26th December 2017   ·   0 Comments

By Della Hasselle
Contributing Writer

Voters across America “overwhelmingly” support prosecutorial reform, according to a public opinion poll released in December by the American Civil Liberties Union Campaign for Smart Justice.

The poll, which is the first-ever national survey to ask about the role of prosecutors, also showed that voters are prepared to take their positions with them to the ballot box next November.

The research was conducted by David Binder Research between October 24 and October 30. It included 1,600 telephone interviews in both English and Spanish with Americans likely to vote in November 2018.

Forty-two percent of participants identified as Republican, 41 percent as Democrat and 17 percent as Independent. The results showed a higher than usual response rate for conservative-leaning voters, according to a press released issued by the ACLU.

Respondents were asked what they find important when evaluating candidates for prosecutor and how those beliefs would impact their votes in 2018.

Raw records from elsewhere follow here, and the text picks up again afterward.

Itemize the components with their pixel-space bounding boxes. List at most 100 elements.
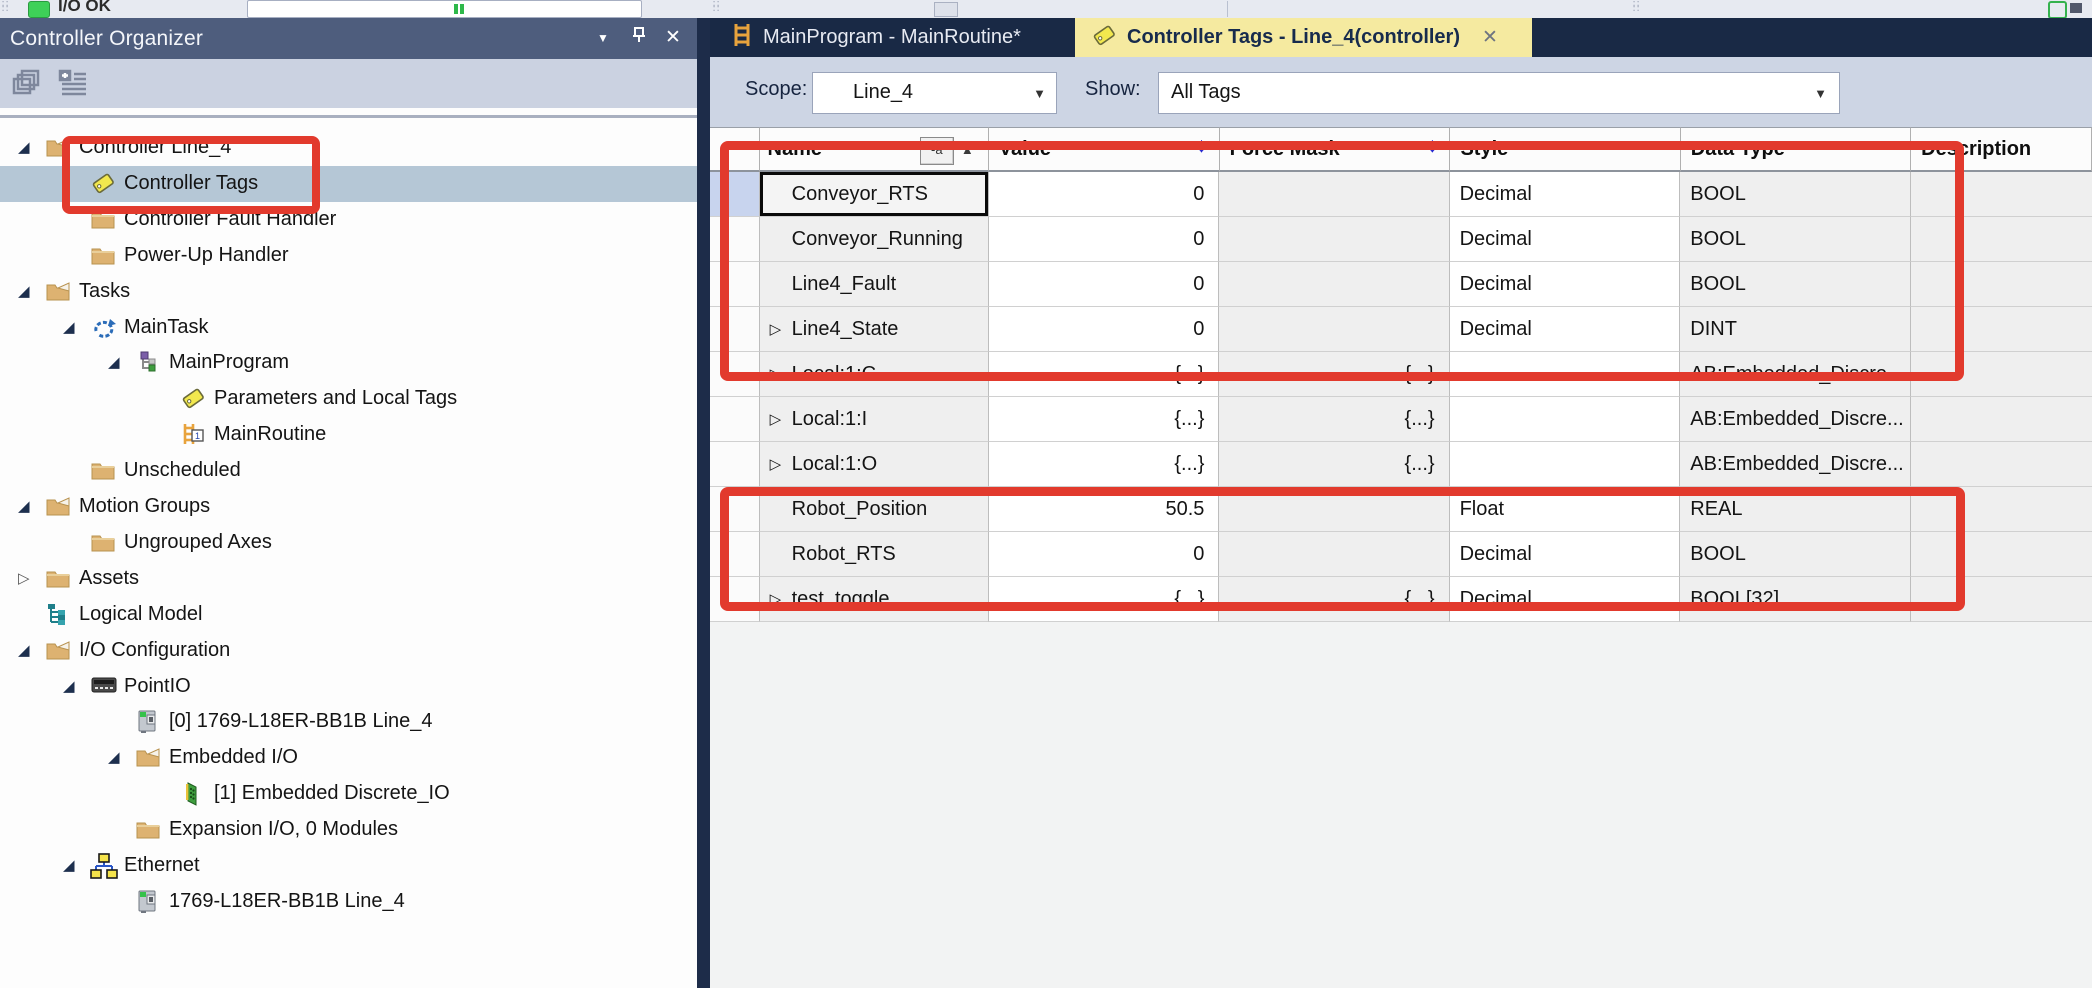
cell-name[interactable]: Line4_Fault xyxy=(760,262,990,307)
row-selector[interactable] xyxy=(710,217,760,262)
cell-force-mask[interactable]: {...} xyxy=(1219,577,1449,622)
cell-force-mask[interactable]: {...} xyxy=(1219,442,1449,487)
tree-item-1769-l18er-bb1b-line-4[interactable]: 1769-L18ER-BB1B Line_4 xyxy=(0,884,697,920)
expand-icon[interactable]: ▷ xyxy=(770,320,792,338)
cell-value[interactable]: 0 xyxy=(989,307,1219,352)
cell-value[interactable]: 0 xyxy=(989,262,1219,307)
collapse-icon[interactable]: ◢ xyxy=(108,748,120,766)
close-icon[interactable]: ✕ xyxy=(1482,26,1498,49)
cell-force-mask[interactable] xyxy=(1219,262,1449,307)
cell-value[interactable]: 0 xyxy=(989,532,1219,577)
expand-icon[interactable]: ▷ xyxy=(770,410,792,428)
cell-description[interactable] xyxy=(1911,352,2092,397)
cell-data-type[interactable]: BOOL xyxy=(1680,262,1911,307)
cell-data-type[interactable]: AB:Embedded_Discre... xyxy=(1680,397,1911,442)
cell-style[interactable]: Decimal xyxy=(1450,307,1681,352)
cell-data-type[interactable]: AB:Embedded_Discre... xyxy=(1680,352,1911,397)
cell-data-type[interactable]: BOOL xyxy=(1680,217,1911,262)
tree-item-controller-fault-handler[interactable]: Controller Fault Handler xyxy=(0,202,697,238)
show-combobox[interactable]: All Tags ▼ xyxy=(1158,72,1840,114)
expand-icon[interactable]: ▷ xyxy=(770,590,792,608)
cell-name[interactable]: ▷Local:1:O xyxy=(760,442,990,487)
collapse-icon[interactable]: ◢ xyxy=(63,856,75,874)
tree-item-controller-line-4[interactable]: ◢Controller Line_4 xyxy=(0,130,697,166)
pin-icon[interactable] xyxy=(626,26,652,50)
cell-force-mask[interactable] xyxy=(1219,487,1449,532)
tab-controller-tags-line-4-controller[interactable]: Controller Tags - Line_4(controller)✕ xyxy=(1075,18,1532,57)
toolbar-combo-box[interactable] xyxy=(247,0,642,18)
cell-force-mask[interactable] xyxy=(1219,217,1449,262)
chevron-down-icon[interactable]: ▼ xyxy=(1033,86,1046,101)
cell-style[interactable]: Decimal xyxy=(1450,217,1681,262)
column-header-style[interactable]: Style xyxy=(1450,127,1680,172)
cell-style[interactable] xyxy=(1450,352,1681,397)
cell-name[interactable]: Conveyor_RTS xyxy=(760,172,990,217)
tree-item-pointio[interactable]: ◢PointIO xyxy=(0,669,697,705)
toolbar-mini-icon[interactable] xyxy=(2048,1,2067,19)
cell-description[interactable] xyxy=(1911,262,2092,307)
collapse-icon[interactable]: ◢ xyxy=(108,353,120,371)
cell-data-type[interactable]: AB:Embedded_Discre... xyxy=(1680,442,1911,487)
cell-data-type[interactable]: REAL xyxy=(1680,487,1911,532)
cell-value[interactable]: 0 xyxy=(989,172,1219,217)
cell-name[interactable]: ▷Line4_State xyxy=(760,307,990,352)
row-selector[interactable] xyxy=(710,397,760,442)
chevron-down-icon[interactable]: ▼ xyxy=(590,26,616,50)
cell-description[interactable] xyxy=(1911,487,2092,532)
toolbar-grip-icon[interactable]: ∷∷ xyxy=(1633,2,1641,16)
tree-item-controller-tags[interactable]: Controller Tags xyxy=(0,166,697,202)
cell-value[interactable]: {...} xyxy=(989,397,1219,442)
column-header-name[interactable]: Name -a ▲ xyxy=(760,127,989,172)
column-header-force-mask[interactable]: Force Mask ↓ xyxy=(1220,127,1451,172)
cell-data-type[interactable]: BOOL[32] xyxy=(1680,577,1911,622)
expand-icon[interactable]: ▷ xyxy=(18,569,30,587)
cell-value[interactable]: {...} xyxy=(989,442,1219,487)
cell-data-type[interactable]: BOOL xyxy=(1680,172,1911,217)
cell-style[interactable]: Decimal xyxy=(1450,262,1681,307)
cell-value[interactable]: 50.5 xyxy=(989,487,1219,532)
cell-style[interactable]: Float xyxy=(1450,487,1681,532)
chevron-down-icon[interactable]: ▼ xyxy=(1814,86,1827,101)
column-header-value[interactable]: Value ↓ xyxy=(989,127,1220,172)
cell-style[interactable]: Decimal xyxy=(1450,532,1681,577)
tab-mainprogram-mainroutine[interactable]: MainProgram - MainRoutine* xyxy=(715,18,1075,57)
tree-item-motion-groups[interactable]: ◢Motion Groups xyxy=(0,489,697,525)
toolbar-mini-icon[interactable] xyxy=(2070,3,2082,13)
toolbar-widget-icon[interactable] xyxy=(934,2,958,17)
column-pin-icon[interactable]: ↓ xyxy=(1427,134,1438,158)
tree-item-parameters-and-local-tags[interactable]: Parameters and Local Tags xyxy=(0,381,697,417)
tree-item-power-up-handler[interactable]: Power-Up Handler xyxy=(0,238,697,274)
tree-item-logical-model[interactable]: Logical Model xyxy=(0,597,697,633)
cell-description[interactable] xyxy=(1911,577,2092,622)
cell-description[interactable] xyxy=(1911,172,2092,217)
close-icon[interactable]: ✕ xyxy=(660,26,686,50)
scope-combobox[interactable]: Line_4 ▼ xyxy=(812,72,1057,114)
column-header-description[interactable]: Description xyxy=(1911,127,2092,172)
cell-style[interactable]: Decimal xyxy=(1450,172,1681,217)
cell-force-mask[interactable] xyxy=(1219,532,1449,577)
cell-name[interactable]: ▷Local:1:I xyxy=(760,397,990,442)
cell-value[interactable]: {...} xyxy=(989,352,1219,397)
cell-name[interactable]: ▷Local:1:C xyxy=(760,352,990,397)
tree-item-maintask[interactable]: ◢MainTask xyxy=(0,310,697,346)
cell-style[interactable] xyxy=(1450,397,1681,442)
cell-data-type[interactable]: DINT xyxy=(1680,307,1911,352)
tree-item-tasks[interactable]: ◢Tasks xyxy=(0,274,697,310)
tree-item-ungrouped-axes[interactable]: Ungrouped Axes xyxy=(0,525,697,561)
cell-style[interactable] xyxy=(1450,442,1681,487)
collapse-icon[interactable]: ◢ xyxy=(63,677,75,695)
tree-item-embedded-i-o[interactable]: ◢Embedded I/O xyxy=(0,740,697,776)
expand-icon[interactable]: ▷ xyxy=(770,365,792,383)
tree-item-mainprogram[interactable]: ◢MainProgram xyxy=(0,345,697,381)
cell-description[interactable] xyxy=(1911,217,2092,262)
tree-item-1-embedded-discrete-io[interactable]: [1] Embedded Discrete_IO xyxy=(0,776,697,812)
cell-name[interactable]: Robot_RTS xyxy=(760,532,990,577)
tree-item-expansion-i-o-0-modules[interactable]: Expansion I/O, 0 Modules xyxy=(0,812,697,848)
collapse-icon[interactable]: ◢ xyxy=(63,318,75,336)
expand-icon[interactable]: ▷ xyxy=(770,455,792,473)
cell-value[interactable]: 0 xyxy=(989,217,1219,262)
collapse-icon[interactable]: ◢ xyxy=(18,497,30,515)
cell-style[interactable]: Decimal xyxy=(1450,577,1681,622)
row-selector[interactable] xyxy=(710,442,760,487)
tree-item-0-1769-l18er-bb1b-line-4[interactable]: [0] 1769-L18ER-BB1B Line_4 xyxy=(0,704,697,740)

The poll found strong bipartisan and geographically diverse support for prosecutors who are committed to reducing mass incarceration and racial bias in the criminal justice system. They also said they preferred police officers be held accountable for wrongdoing.

According to ACLU researchers, the views represent “a significant departure” from the ideology of a majority of prosecutors currently in office — meaning the results could indicate a “major shake-up” with more than 1,000 prosecutors up for election in November.

“After decades of “tough on crime” messaging, reinforced in practice by prosecutors nationwide from across the political spectrum, it is striking to find such large majorities in support of prosecutorial reform,” researchers wrote. “Voters are clear in supporting a shift in the culture in the office of the prosecutor, and are willing to elect new candidates who share their views.”

The poll’s focus areas — mass incarceration and racial bias — have been specifically raised as subjects of concern in Louisiana.

Louisiana has the highest incarceration rate in the nation. A task force report presented to state legislators earlier this year showed 816 people in prison for every 100,000 residents. That amounted to nearly double the national average.

Studies have found that the rate is so high partly because the state sends people to prison for nonviolent crimes — such as drug possession or property crimes — at twice the rate or more of other southern states.

Already, lawmakers have sought to address the issue by enacting laws to shrink sentences for non-violent inmates. Thousands have been released from prison already this year.

In terms of racial bias, a 2015 study of trials in Caddo Parish revealed that potential jurors who were Black were much more likely to be struck from juries than non-Blacks.

In Caddo, an area that’s become known as an “outlier” for its high number of death penalty convictions, prosecutors used peremptory strikes against 46 percent of Black jurors, according to the study conducted by Reprieve Australia. A peremptory strike, in English and American law, is a right in jury selection that allows attorneys to reject a certain number of potential jurors without stating a reason.

The same study found the tactic was used against just 15 percent of other jurors.

Researchers found that juries’ racial makeup appeared to affect the ultimate outcome of the cases. No defendants were acquitted by juries with two or fewer Black jurors, according to the Reprieve study. On the other end of the spectrum, 19 percent were acquitted when five or more jurors were Black.

In 2016, the nation’s highest court ruled on the issue of racial bias in the courtroom, on a case that had come out of Georgia.

In that case, the U.S. Supreme Court ruled that prosecutors there had violated the Constitution when they eliminated all Black prospective jurors in a death penalty case. The defendant, Timothy Foster, was also Black.

The ACLU study found that across the nation, 88 percent of voters are more likely to support a prosecutor who believes in reducing racial bias in the criminal justice system.

Another 91 percent believe it is important for a prosecutor to prioritize reducing unequal treatment of individuals because of race, the study found. That included 90 percent of white voters, 90 percent of Latino voters and 95 percent of Black voters.

Another 89 percent of voters say it is very important for prosecutors to actively work towards ending mass incarceration with alternatives to prison.

Lastly, 79 percent said they’d be more likely to support a candidate for prosecutor who believes it is their responsibility to hold officers that break the law accountable. Those voters said they wanted an increase in overall transparency in the criminal justice system.

“Prosecutors are the most powerful, unaccountable and least transparent actors in the criminal justice system. They hold the keys to ending mass incarceration. They just have to use them,” said Taylor Pendergrass, senior campaign strategist for the ACLU Campaign for Smart Justice.

“American voters care deeply about the health of their local communities. It should not be surprising that they overwhelmingly prefer prosecutors who will end mass incarceration, reduce racial bias in our criminal justice system, and operate transparently,” Pender-grass added. “The bigger surprise is that “tough on crime,” pro-incarceration prosecutors have survived unchallenged for so long.”